Karenztage: Warum die Rückkehr zu Lohnkürzungen bei Krankheit so umstritten ist
Elvira ZiegertKarenztage: Warum die Rückkehr zu Lohnkürzungen bei Krankheit so umstritten ist
In Deutschland ist eine Debatte über die Wiedereinführung von Karenztagen – also der vorübergehenden Streichung des Krankengeldes – entbrannt. Die von einigen Ökonomen unterstützte Idee stößt bei Arbeitnehmern, Gesundheitsexperten und Politikern gleichermaßen auf scharfe Kritik. Im Mittelpunkt der Diskussion steht nun die Frage, ob finanzielle Sanktionen oder ein kultureller Wandel besser geeignet sind, um Fehlzeiten in Betrieben zu reduzieren.

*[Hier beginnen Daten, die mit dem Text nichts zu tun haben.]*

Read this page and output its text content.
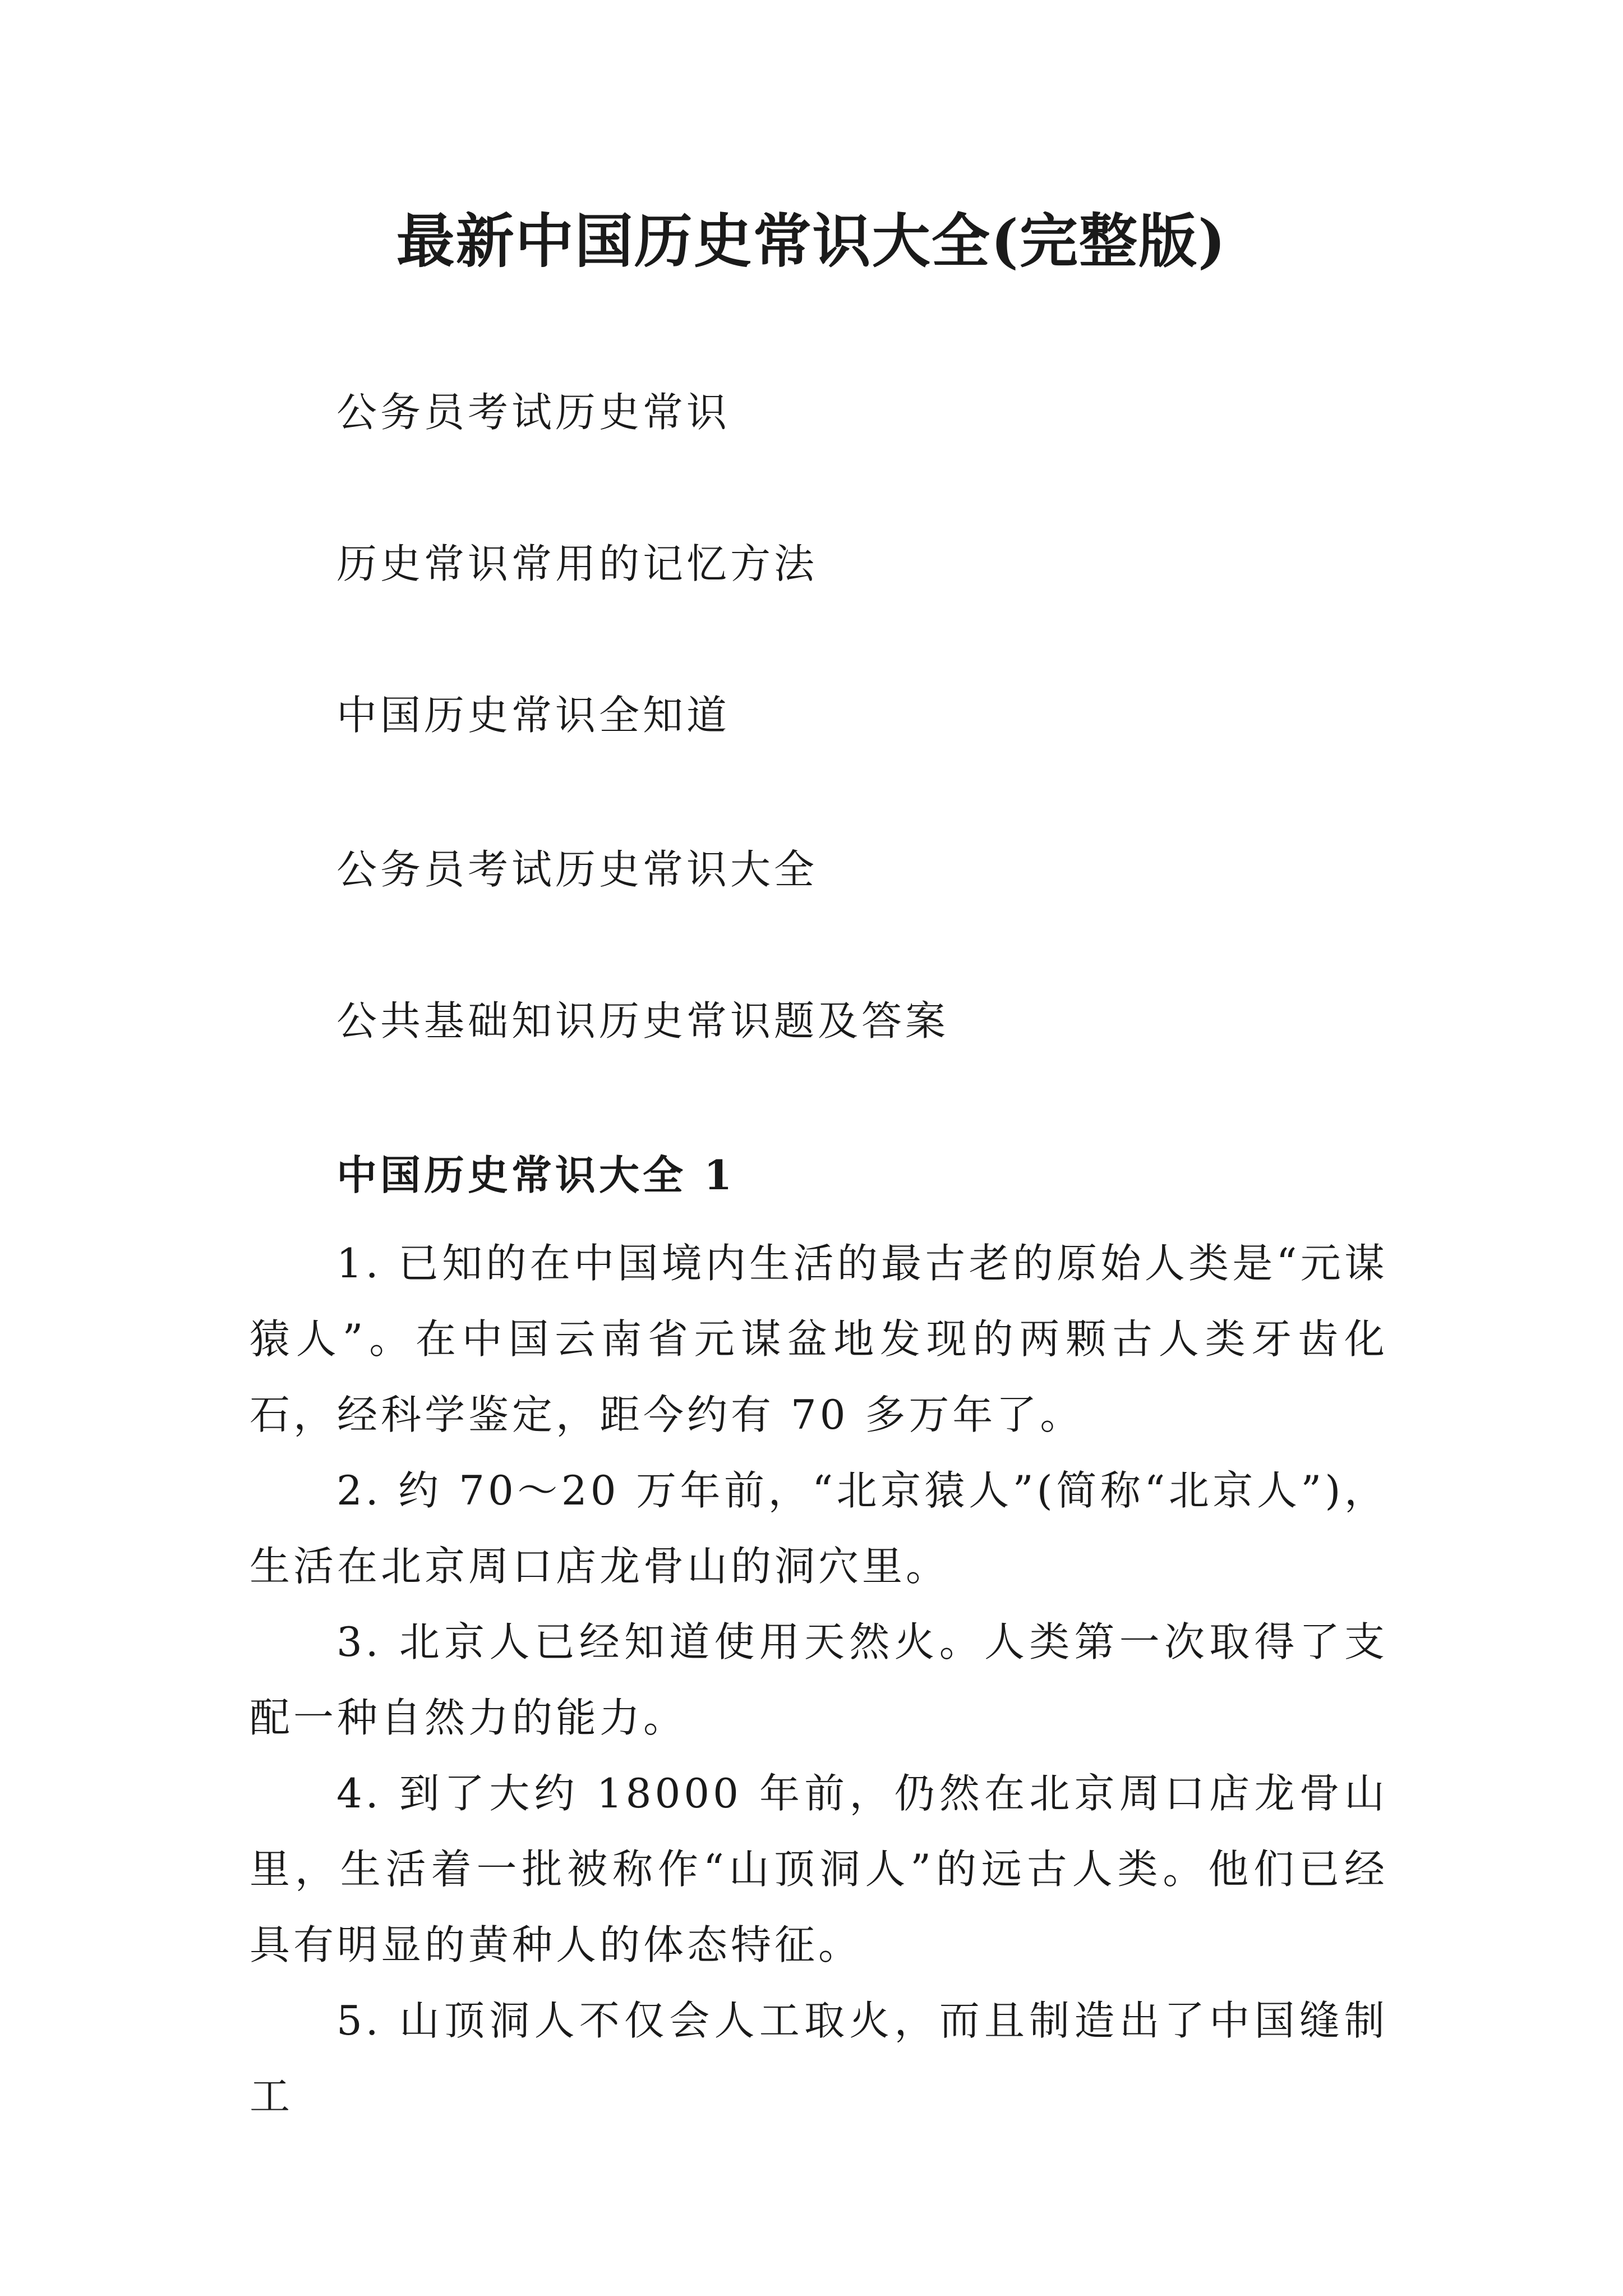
最新中国历史常识大全(完整版)

公务员考试历史常识

历史常识常用的记忆方法

中国历史常识全知道

公务员考试历史常识大全

公共基础知识历史常识题及答案

中国历史常识大全 1

1. 已知的在中国境内生活的最古老的原始人类是“元谋猿人”。在中国云南省元谋盆地发现的两颗古人类牙齿化石，经科学鉴定，距今约有 70 多万年了。

2. 约 70～20 万年前，“北京猿人”(简称“北京人”)，生活在北京周口店龙骨山的洞穴里。

3. 北京人已经知道使用天然火。人类第一次取得了支配一种自然力的能力。

4. 到了大约 18000 年前，仍然在北京周口店龙骨山里，生活着一批被称作“山顶洞人”的远古人类。他们已经具有明显的黄种人的体态特征。

5. 山顶洞人不仅会人工取火，而且制造出了中国缝制工
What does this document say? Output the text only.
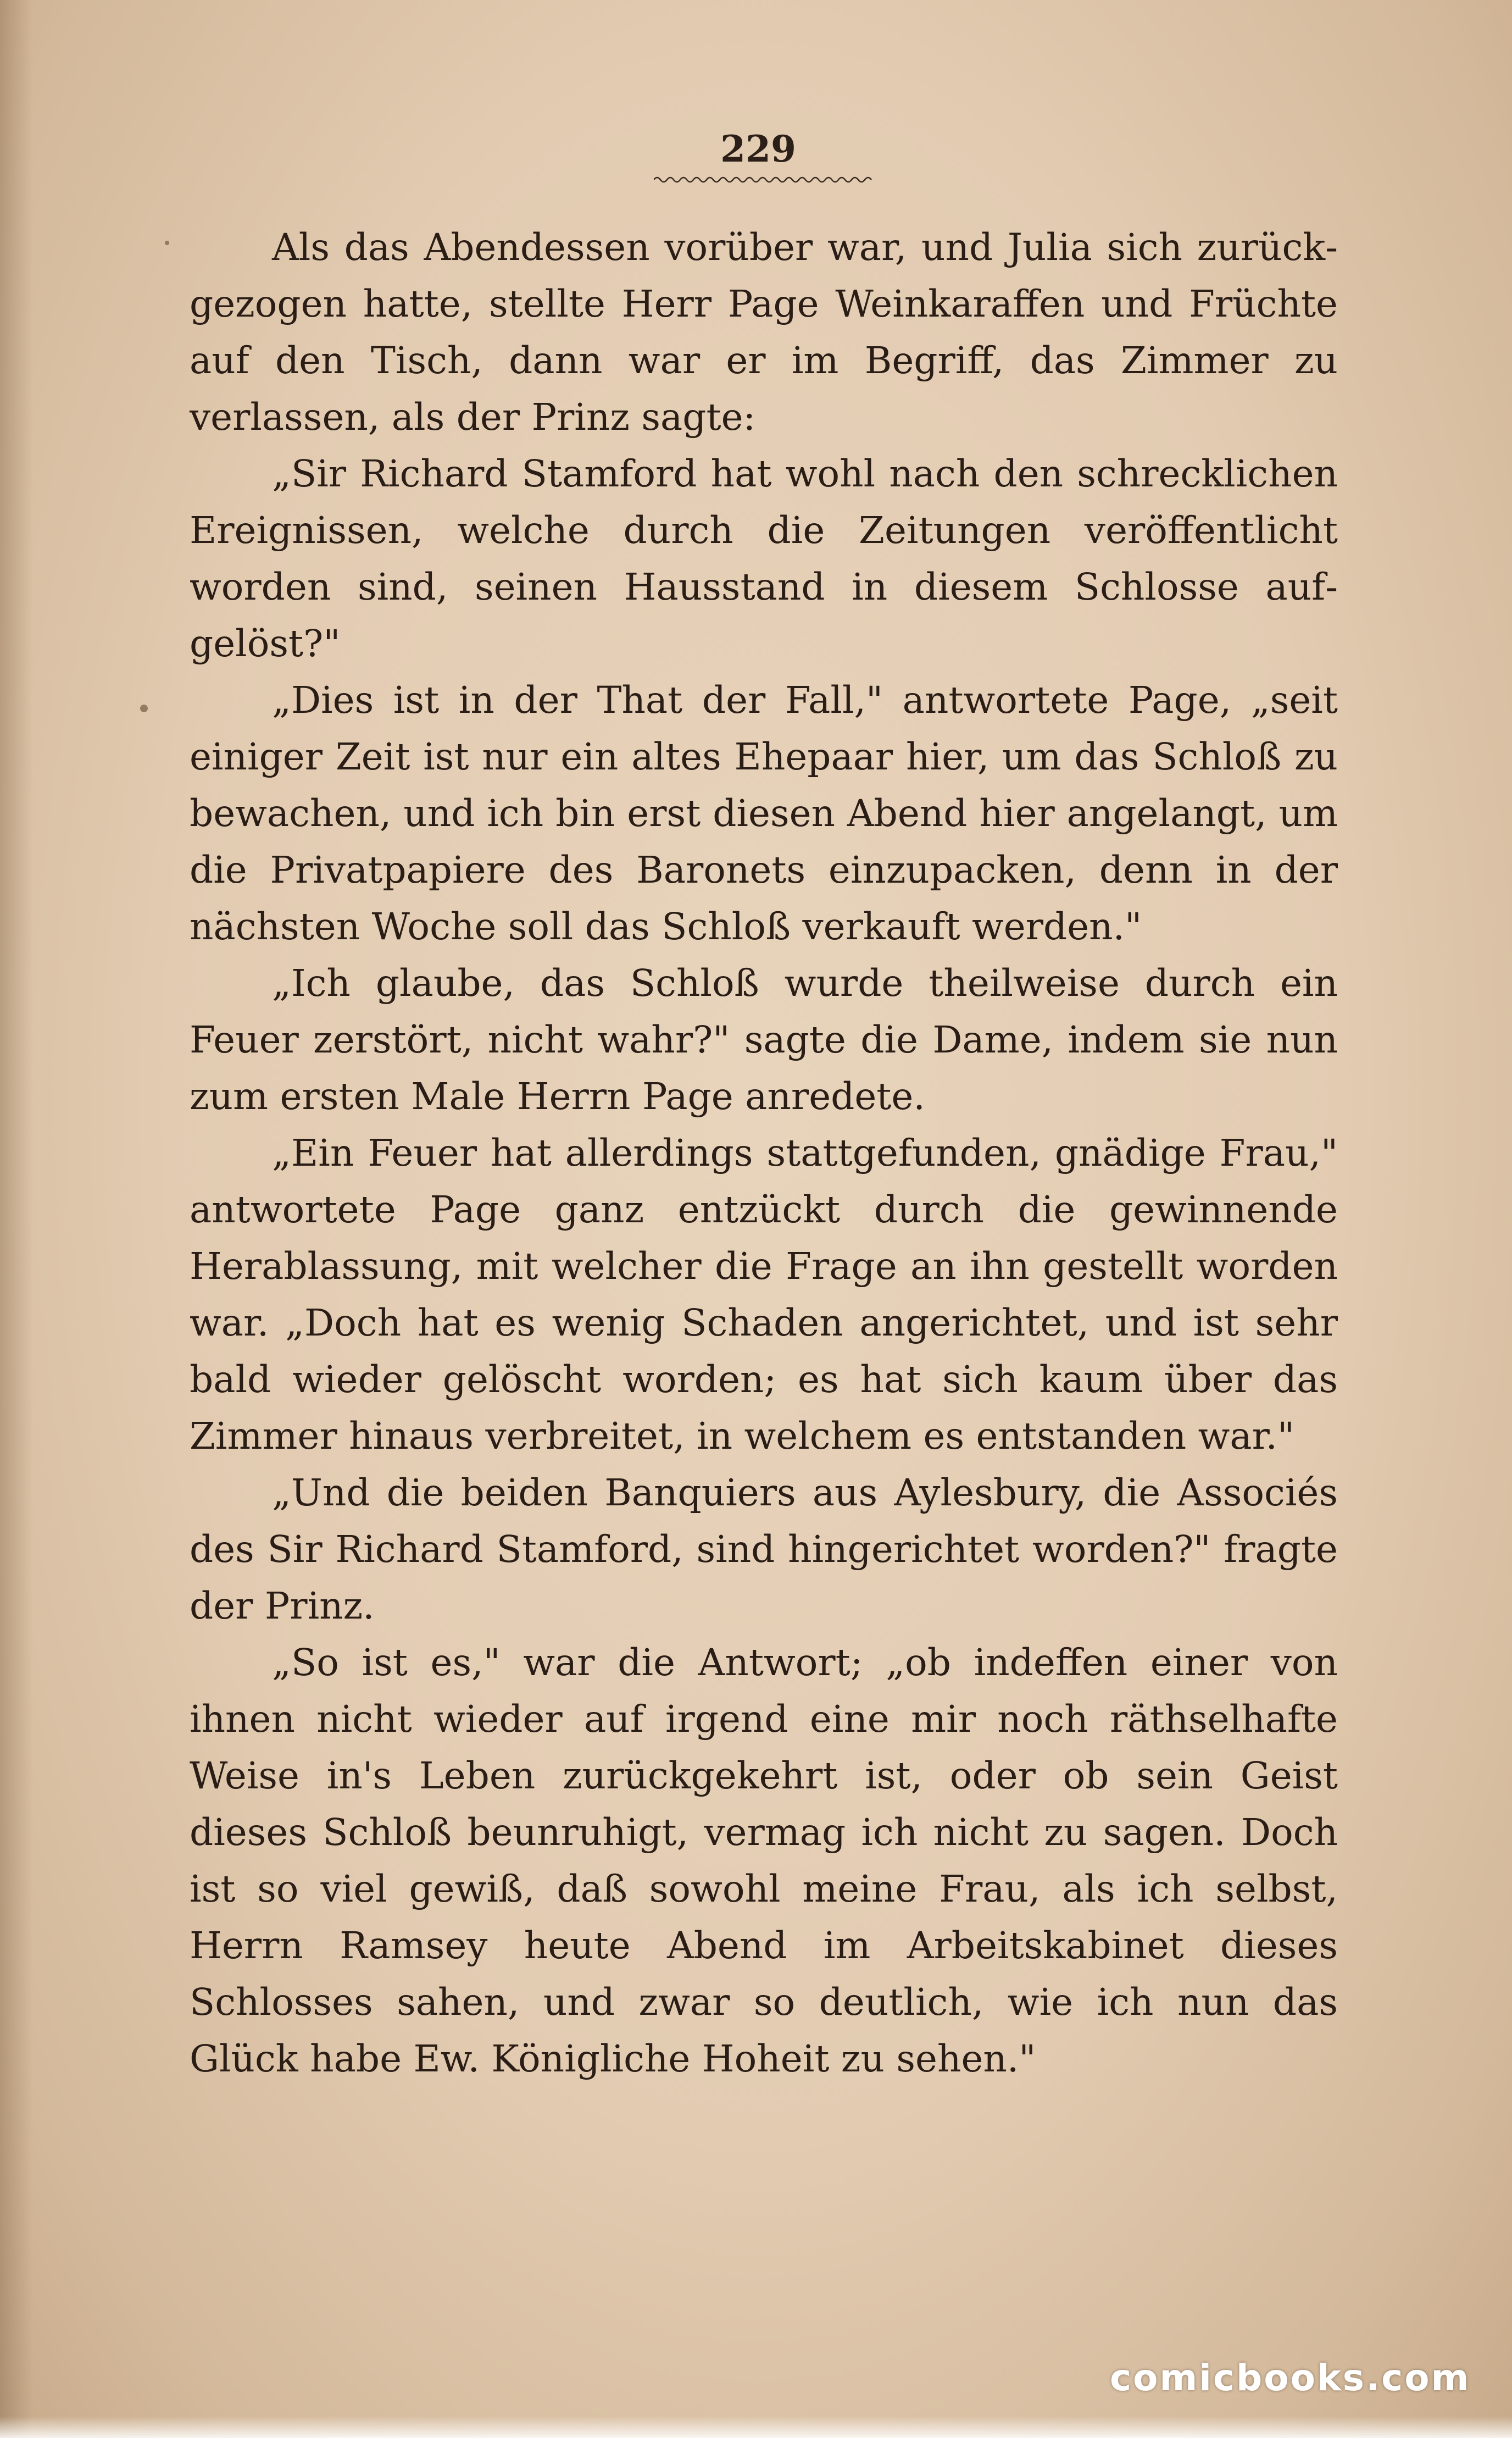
229

Als das Abendessen vorüber war, und Julia sich zurückgezogen hatte, stellte Herr Page Weinkaraffen und Früchte auf den Tisch, dann war er im Begriff, das Zimmer zu verlassen, als der Prinz sagte:

„Sir Richard Stamford hat wohl nach den schrecklichen Ereignissen, welche durch die Zeitungen veröffentlicht worden sind, seinen Hausstand in diesem Schlosse aufgelöst?"

„Dies ist in der That der Fall," antwortete Page, „seit einiger Zeit ist nur ein altes Ehepaar hier, um das Schloß zu bewachen, und ich bin erst diesen Abend hier angelangt, um die Privatpapiere des Baronets einzupacken, denn in der nächsten Woche soll das Schloß verkauft werden."

„Ich glaube, das Schloß wurde theilweise durch ein Feuer zerstört, nicht wahr?" sagte die Dame, indem sie nun zum ersten Male Herrn Page anredete.

„Ein Feuer hat allerdings stattgefunden, gnädige Frau," antwortete Page ganz entzückt durch die gewinnende Herablassung, mit welcher die Frage an ihn gestellt worden war. „Doch hat es wenig Schaden angerichtet, und ist sehr bald wieder gelöscht worden; es hat sich kaum über das Zimmer hinaus verbreitet, in welchem es entstanden war."

„Und die beiden Banquiers aus Aylesbury, die Associés des Sir Richard Stamford, sind hingerichtet worden?" fragte der Prinz.

„So ist es," war die Antwort; „ob indeffen einer von ihnen nicht wieder auf irgend eine mir noch räthselhafte Weise in's Leben zurückgekehrt ist, oder ob sein Geist dieses Schloß beunruhigt, vermag ich nicht zu sagen. Doch ist so viel gewiß, daß sowohl meine Frau, als ich selbst, Herrn Ramsey heute Abend im Arbeitskabinet dieses Schlosses sahen, und zwar so deutlich, wie ich nun das Glück habe Ew. Königliche Hoheit zu sehen."

comicbooks.com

Das ZEW-Forschungsinstitut und der Kronberger Kreis hatten kürzlich die Wiedereinführung von Karenztagen vorgeschlagen, um die Effizienz des Krankengeldsystems zu steigern. Der FDP-Politiker Carl-Julius Cronenberg ging noch einen Schritt weiter und regte an, Arbeitnehmern bis zu drei Tage ohne Lohnfortzahlung bei Krankschreibung zuzumuten. Doch der Vorschlag trifft auf breiten Widerstand.
Eine Studie der Krankenkasse TK ergab, dass zwei Drittel der Befragten Kürzungen beim Krankengeld ablehnen. TK-Vorstandsvorsitzender Jens Baas warnte, eine solche Maßnahme würde lediglich dazu führen, dass Behandlungen aufgeschoben, Krankheiten verschlimmert und langfristige Fehlzeiten erhöht würden. Die Personalexpertin Magdalena Rogl kritisierte den Fokus auf finanzielle Strafen und plädierte stattdessen für einen Wandel der Unternehmenskultur.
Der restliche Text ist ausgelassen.